Dans le camp Sarkozy on jubile d’autant plus en ce moment que cette hausse des intentions de vote est corroborée par de bonnes études qualitatives pour le président sortant, (autorité, compétence, esprit de décision, sang froid), et on fait observer que le candidat se rapproche de son score du premier tour de 2007,(il avait totalisé 31,2 %des voix).
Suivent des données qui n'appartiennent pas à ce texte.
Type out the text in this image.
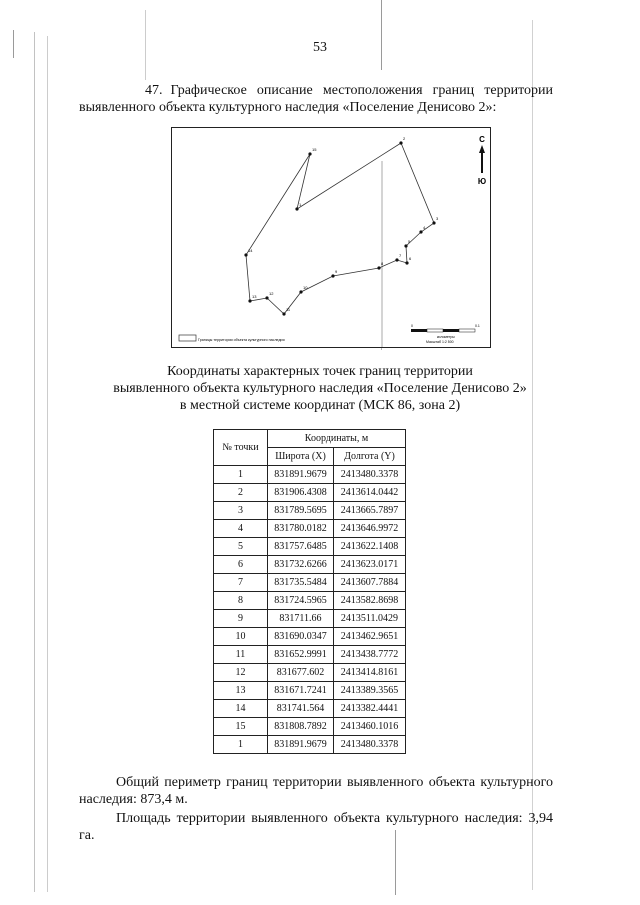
53
47. Графическое описание местоположения границ территории выявленного объекта культурного наследия «Поселение Денисово 2»:
1
2
3
4
5
6
7
8
9
10
11
12
13
14
15
С
Ю
Границы территории объекта культурного наследия
0	0.1
километры
Масштаб 1:2 500
Координаты характерных точек границ территории
выявленного объекта культурного наследия «Поселение Денисово 2»
в местной системе координат (МСК 86, зона 2)
№ точки	Координаты, м	
	Широта (X)	Долгота (Y)
1	831891.9679	2413480.3378
2	831906.4308	2413614.0442
3	831789.5695	2413665.7897
4	831780.0182	2413646.9972
5	831757.6485	2413622.1408
6	831732.6266	2413623.0171
7	831735.5484	2413607.7884
8	831724.5965	2413582.8698
9	831711.66	2413511.0429
10	831690.0347	2413462.9651
11	831652.9991	2413438.7772
12	831677.602	2413414.8161
13	831671.7241	2413389.3565
14	831741.564	2413382.4441
15	831808.7892	2413460.1016
1	831891.9679	2413480.3378
Общий периметр границ территории выявленного объекта культурного наследия: 873,4 м.
Площадь территории выявленного объекта культурного наследия: 3,94 га.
Dans ces mêmes études qualitatives François Hollande continue d’apparaître comme le plus rassembleur et le plus à l’écoute des gens. Le candidat PS retrouve aujourd’hui son étiage de mai 2011, autour de 26% des intentions de vote au premier tour. François Mitterrand avait obtenu 25,8% des voix au premier tour de 1981, devancé par Valéry Giscard d’Estaing à 28,3% ; Georges Marchais, le candidat communiste avait totalisé 15,3% des voix. C’est approximativement le score prêté aujourd’hui à Jean-Luc Mélenchon, le candidat du Front de Gauche. Et c’est LA réserve de voix sur laquelle les socialistes comptent pour le second tour. Mais Jean-Luc Mélenchon est devenu l’allié objectif de Nicolas Sarkozy. Depuis le succès de « sa prise de la Bastille », il hausse le ton et au-delà de ses formules fleuries, dénonce comme la Droite, les « incohérences » du candidat Hollande, accusé par Nathalie Koziusko-Morizet d’ « esquiver sur les questions de sécurité, de segmenter ses discours selon les auditoires, de se conduire en rentier des sondages... » « Oui, mais la rente s’épuise », note perfidement un membre de l’entourage de Nicolas Sarkozy.
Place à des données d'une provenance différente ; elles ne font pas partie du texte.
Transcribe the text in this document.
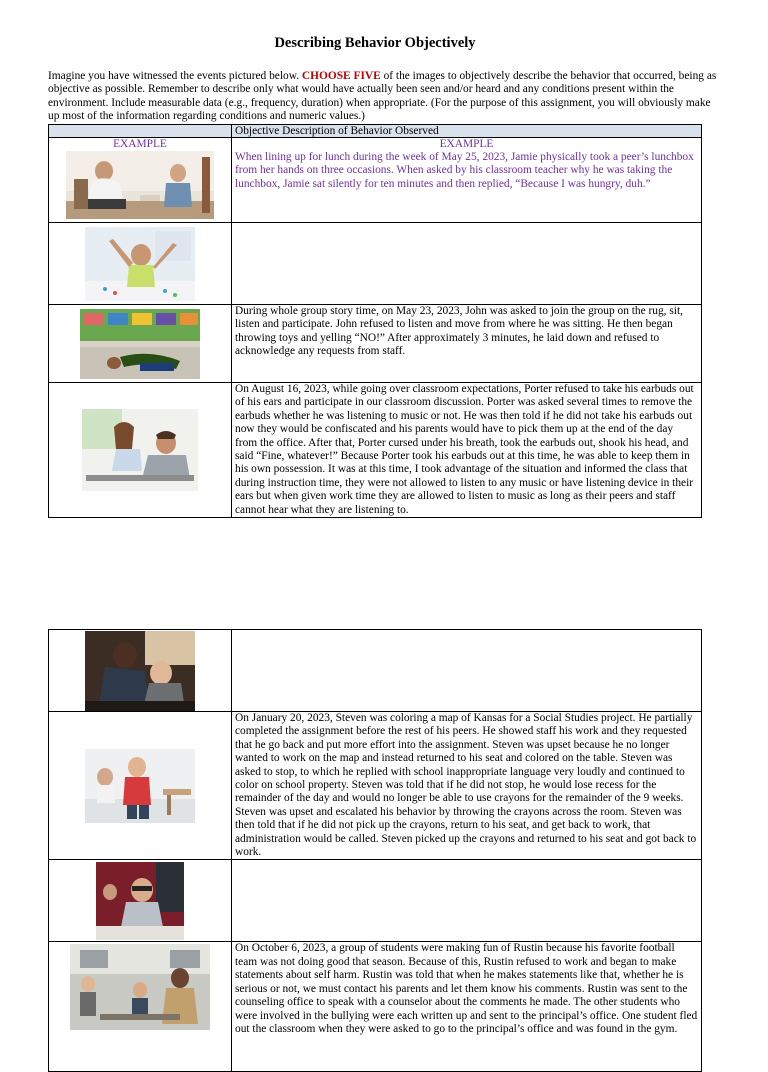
Describing Behavior Objectively
Imagine you have witnessed the events pictured below. CHOOSE FIVE of the images to objectively describe the behavior that occurred, being as objective as possible. Remember to describe only what would have actually been seen and/or heard and any conditions present within the environment. Include measurable data (e.g., frequency, duration) when appropriate. (For the purpose of this assignment, you will obviously make up most of the information regarding conditions and numeric values.)
	Objective Description of Behavior Observed

EXAMPLE	EXAMPLE
When lining up for lunch during the week of May 25, 2023, Jamie physically took a peer’s lunchbox from her hands on three occasions. When asked by his classroom teacher why he was taking the lunchbox, Jamie sat silently for ten minutes and then replied, “Because I was hungry, duh.”

	During whole group story time, on May 23, 2023, John was asked to join the group on the rug, sit, listen and participate. John refused to listen and move from where he was sitting. He then began throwing toys and yelling “NO!” After approximately 3 minutes, he laid down and refused to acknowledge any requests from staff.

	On August 16, 2023, while going over classroom expectations, Porter refused to take his earbuds out of his ears and participate in our classroom discussion. Porter was asked several times to remove the earbuds whether he was listening to music or not. He was then told if he did not take his earbuds out now they would be confiscated and his parents would have to pick them up at the end of the day from the office. After that, Porter cursed under his breath, took the earbuds out, shook his head, and said “Fine, whatever!” Because Porter took his earbuds out at this time, he was able to keep them in his own possession. It was at this time, I took advantage of the situation and informed the class that during instruction time, they were not allowed to listen to any music or have listening device in their ears but when given work time they are allowed to listen to music as long as their peers and staff cannot hear what they are listening to.

	On January 20, 2023, Steven was coloring a map of Kansas for a Social Studies project. He partially completed the assignment before the rest of his peers. He showed staff his work and they requested that he go back and put more effort into the assignment. Steven was upset because he no longer wanted to work on the map and instead returned to his seat and colored on the table. Steven was asked to stop, to which he replied with school inappropriate language very loudly and continued to color on school property. Steven was told that if he did not stop, he would lose recess for the remainder of the day and would no longer be able to use crayons for the remainder of the 9 weeks. Steven was upset and escalated his behavior by throwing the crayons across the room. Steven was then told that if he did not pick up the crayons, return to his seat, and get back to work, that administration would be called. Steven picked up the crayons and returned to his seat and got back to work.

	On October 6, 2023, a group of students were making fun of Rustin because his favorite football team was not doing good that season. Because of this, Rustin refused to work and began to make statements about self harm. Rustin was told that when he makes statements like that, whether he is serious or not, we must contact his parents and let them know his comments. Rustin was sent to the counseling office to speak with a counselor about the comments he made. The other students who were involved in the bullying were each written up and sent to the principal’s office. One student fled out the classroom when they were asked to go to the principal’s office and was found in the gym.
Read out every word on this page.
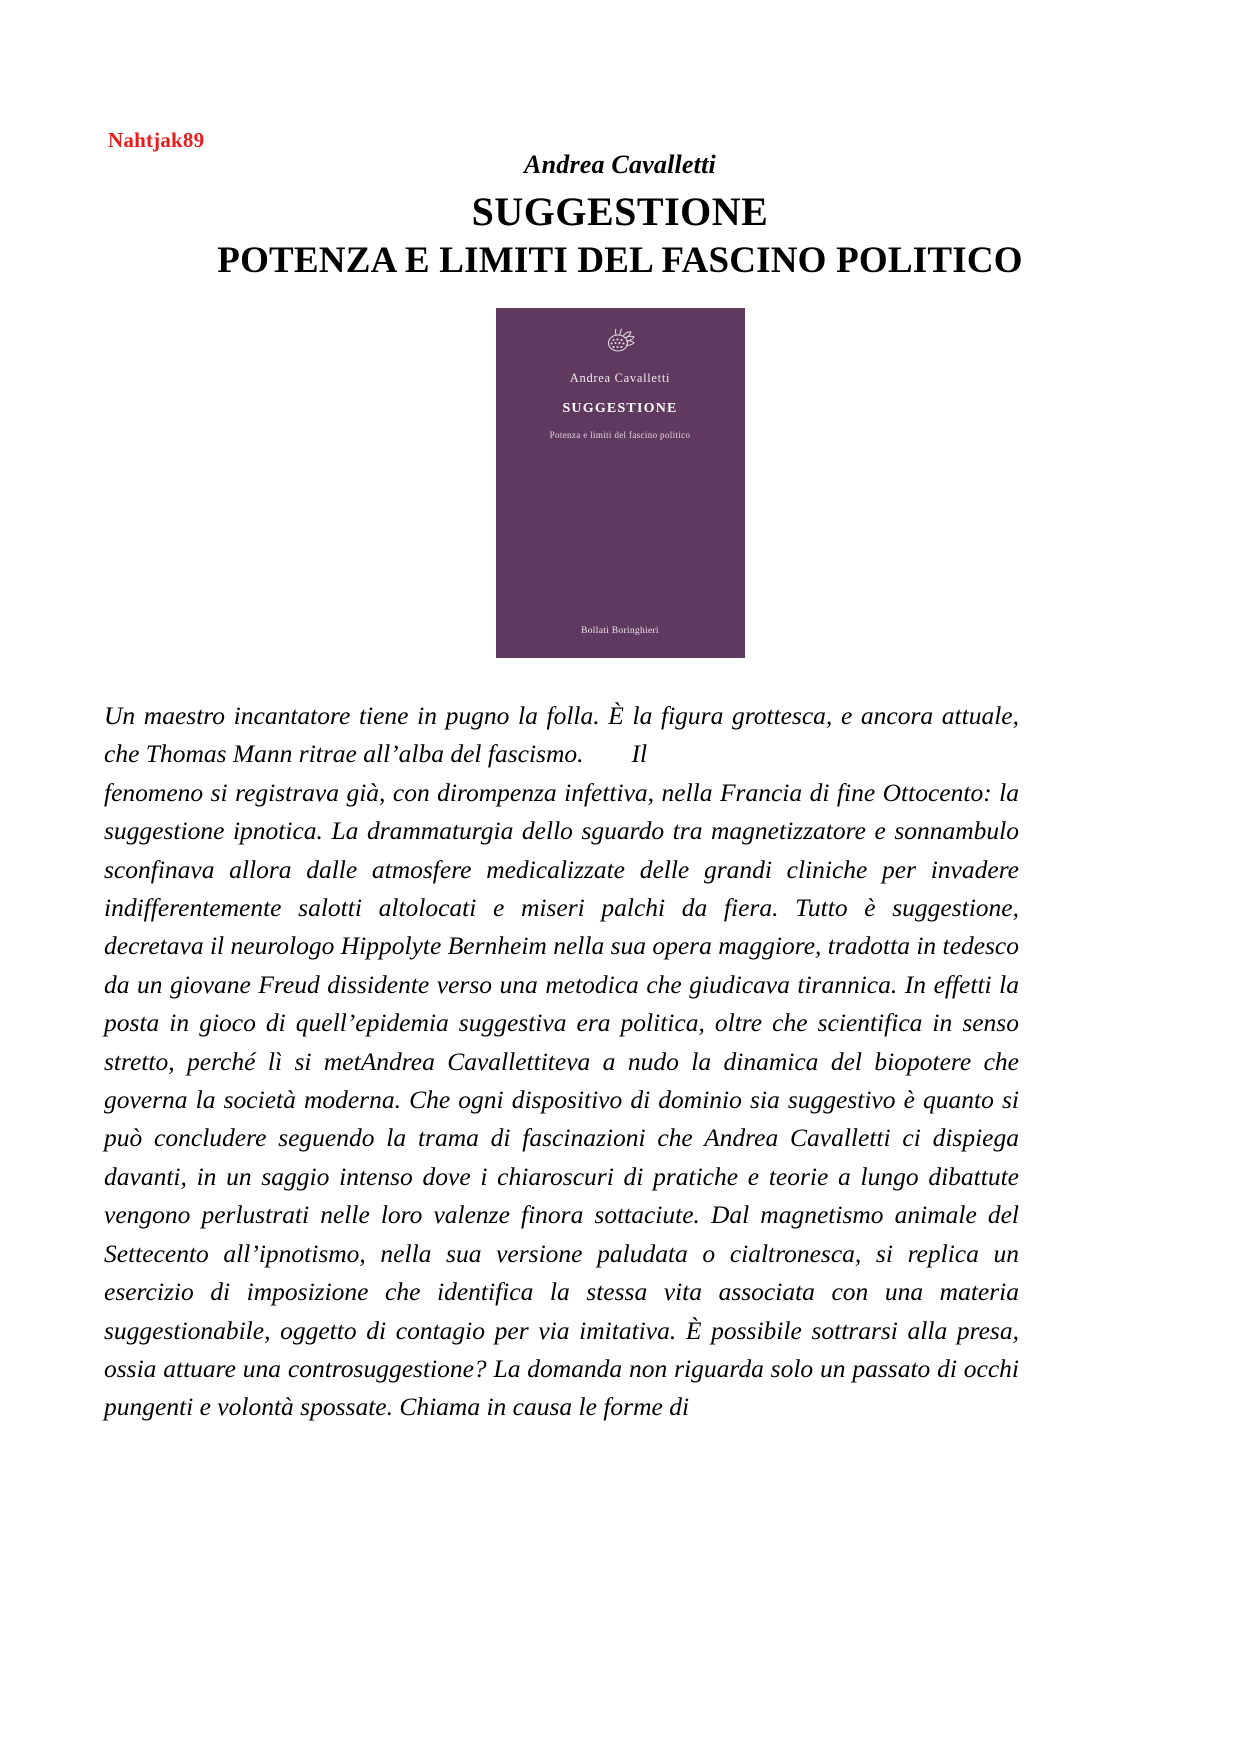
Nahtjak89
Andrea Cavalletti
SUGGESTIONE
POTENZA E LIMITI DEL FASCINO POLITICO
Andrea Cavalletti
SUGGESTIONE
Potenza e limiti del fascino politico
Bollati Boringhieri

Un maestro incantatore tiene in pugno la folla. È la figura grottesca, e ancora attuale, che Thomas Mann ritrae all’alba del fascismo. Il

fenomeno si registrava già, con dirompenza infettiva, nella Francia di fine Ottocento: la suggestione ipnotica. La drammaturgia dello sguardo tra magnetizzatore e sonnambulo sconfinava allora dalle atmosfere medicalizzate delle grandi cliniche per invadere indifferentemente salotti altolocati e miseri palchi da fiera. Tutto è suggestione, decretava il neurologo Hippolyte Bernheim nella sua opera maggiore, tradotta in tedesco da un giovane Freud dissidente verso una metodica che giudicava tirannica. In effetti la posta in gioco di quell’epidemia suggestiva era politica, oltre che scientifica in senso stretto, perché lì si metAndrea Cavallettiteva a nudo la dinamica del biopotere che governa la società moderna. Che ogni dispositivo di dominio sia suggestivo è quanto si può concludere seguendo la trama di fascinazioni che Andrea Cavalletti ci dispiega davanti, in un saggio intenso dove i chiaroscuri di pratiche e teorie a lungo dibattute vengono perlustrati nelle loro valenze finora sottaciute. Dal magnetismo animale del Settecento all’ipnotismo, nella sua versione paludata o cialtronesca, si replica un esercizio di imposizione che identifica la stessa vita associata con una materia suggestionabile, oggetto di contagio per via imitativa. È possibile sottrarsi alla presa, ossia attuare una controsuggestione? La domanda non riguarda solo un passato di occhi pungenti e volontà spossate. Chiama in causa le forme di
Pris en tenaille entre la droite et sa gauche, comment François Hollande va-t-il tenter de contrecarrer ce mouvement baissier ? « J'ai un cap et je n'en dévie pas », affirme le candidat avant d’ajouter : « Il n'y a pas besoin de créer je ne sais quel nouveau souffle, mais en même temps il nous faut entretenir cette dynamique jusqu'au bout ». Exercice rendu d’autant plus délicat qu’il a, quoiqu’en disent ses adversaires, déjà présenté son programme en soixante propositions, et qu’il se refuse à faire de nouvelles propositions au nom de « la cohérence », précisément. A l’inverse Nicolas Sarkozy dévoile progressivement ses propositions et annonce la présentation de l’ensemble de son projet pour la semaine prochaine, ce qui constituera une nouvelle séquence forte pour le président candidat.
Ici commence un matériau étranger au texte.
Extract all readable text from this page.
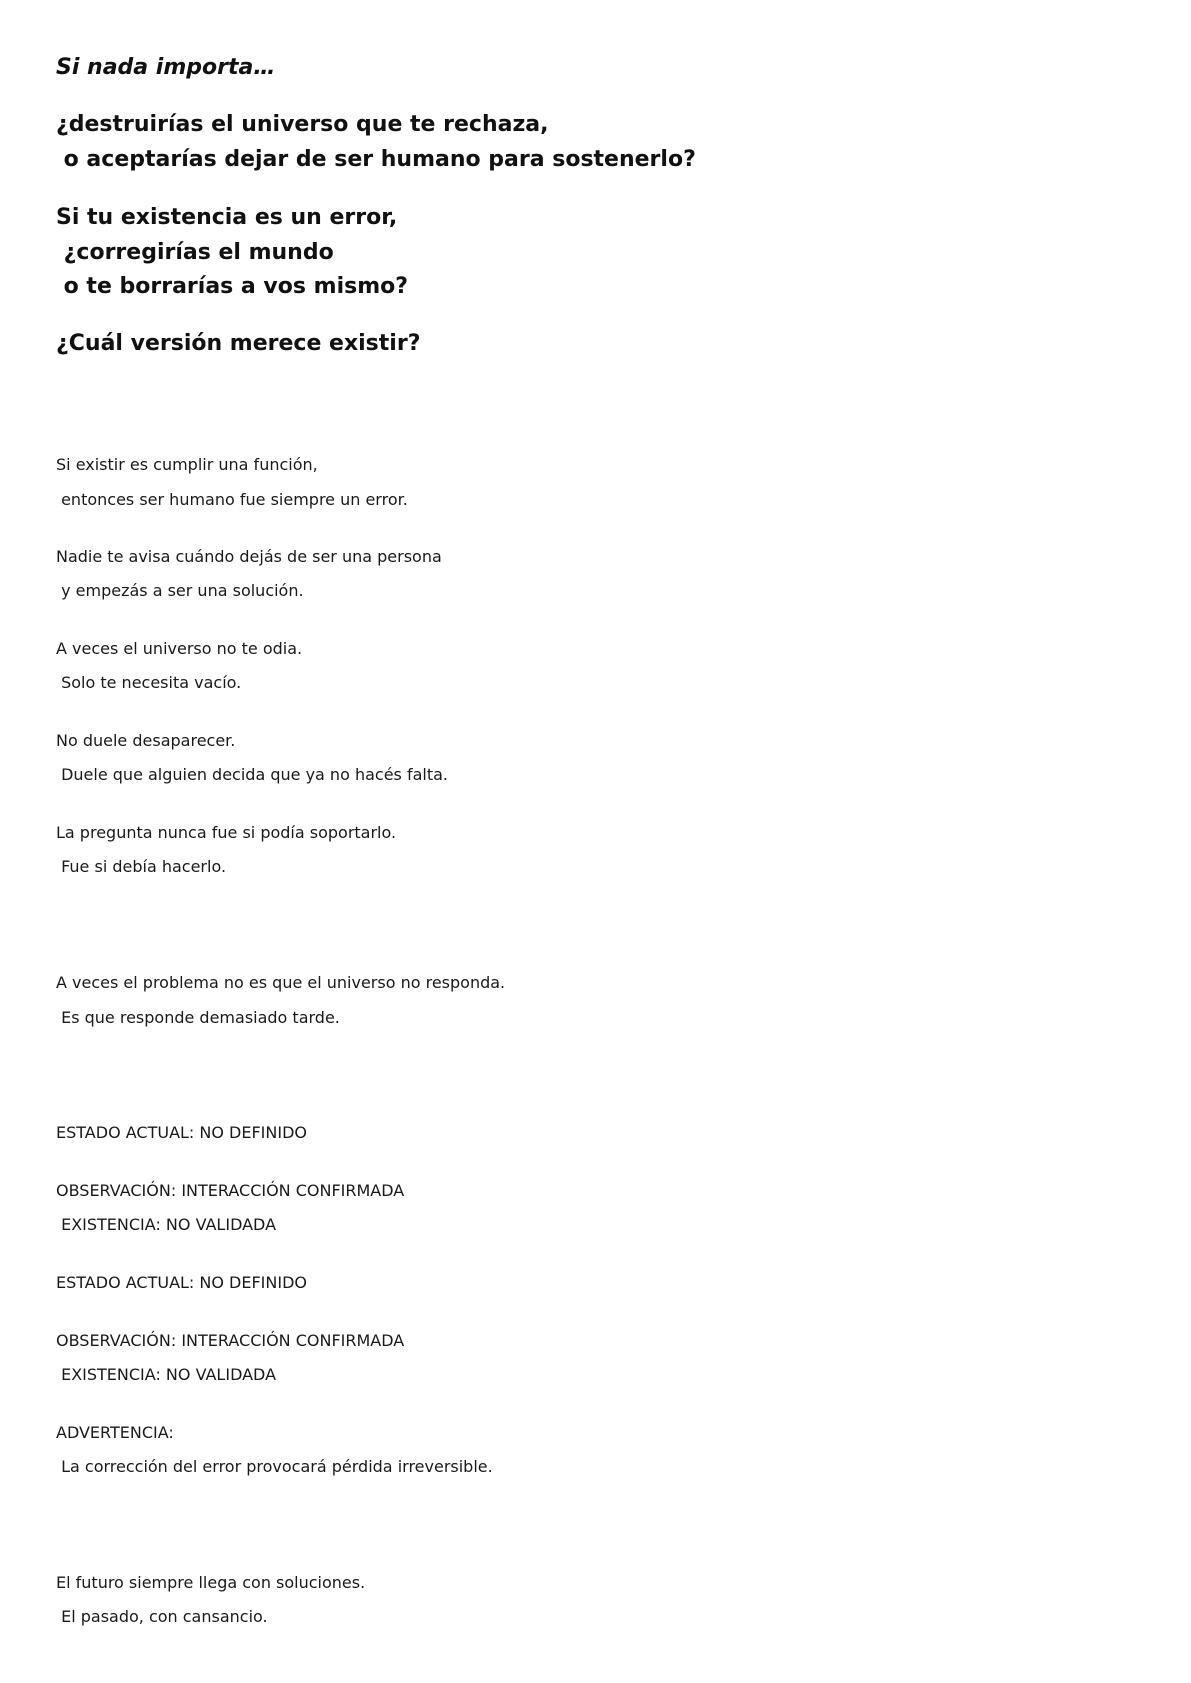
Si nada importa…
¿destruirías el universo que te rechaza,
o aceptarías dejar de ser humano para sostenerlo?
Si tu existencia es un error,
¿corregirías el mundo
o te borrarías a vos mismo?
¿Cuál versión merece existir?
Si existir es cumplir una función,
entonces ser humano fue siempre un error.
Nadie te avisa cuándo dejás de ser una persona
y empezás a ser una solución.
A veces el universo no te odia.
Solo te necesita vacío.
No duele desaparecer.
Duele que alguien decida que ya no hacés falta.
La pregunta nunca fue si podía soportarlo.
Fue si debía hacerlo.
A veces el problema no es que el universo no responda.
Es que responde demasiado tarde.
ESTADO ACTUAL: NO DEFINIDO
OBSERVACIÓN: INTERACCIÓN CONFIRMADA
EXISTENCIA: NO VALIDADA
ESTADO ACTUAL: NO DEFINIDO
OBSERVACIÓN: INTERACCIÓN CONFIRMADA
EXISTENCIA: NO VALIDADA
ADVERTENCIA:
La corrección del error provocará pérdida irreversible.
El futuro siempre llega con soluciones.
El pasado, con cansancio.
En déclarant qu’il faut « garder toujours le même rythme », et surtout qu’« il ne faut jamais se laisser impressionner par l'adversaire », François Hollande veut, lui, montrer qu’il s’est préparé à ce passage délicat, et qu’il n’entend pas changer de stratégie, et que son objectif demeure « le redressement de la France après un quinquennat de l’échec ». Cela n’empêche pas l’adaptation : mercredi à Nice, la présence à ses cotés d’Arnaud Montebourg, le champion de l’anti-mondialisation, n’est pas passée inaperçue. Et dans les prochains jours le candidat socialiste va mettre l’accent dans ses discours sur le pouvoir d’achat, l’emploi, la désindustrialisation. Pour mobiliser son électorat, et pour parler à ceux qui sont tentés par le vote Mélenchon. A un peu plus de trois semaines du premier tour rien n’est joué, mais tout se joue en ce moment.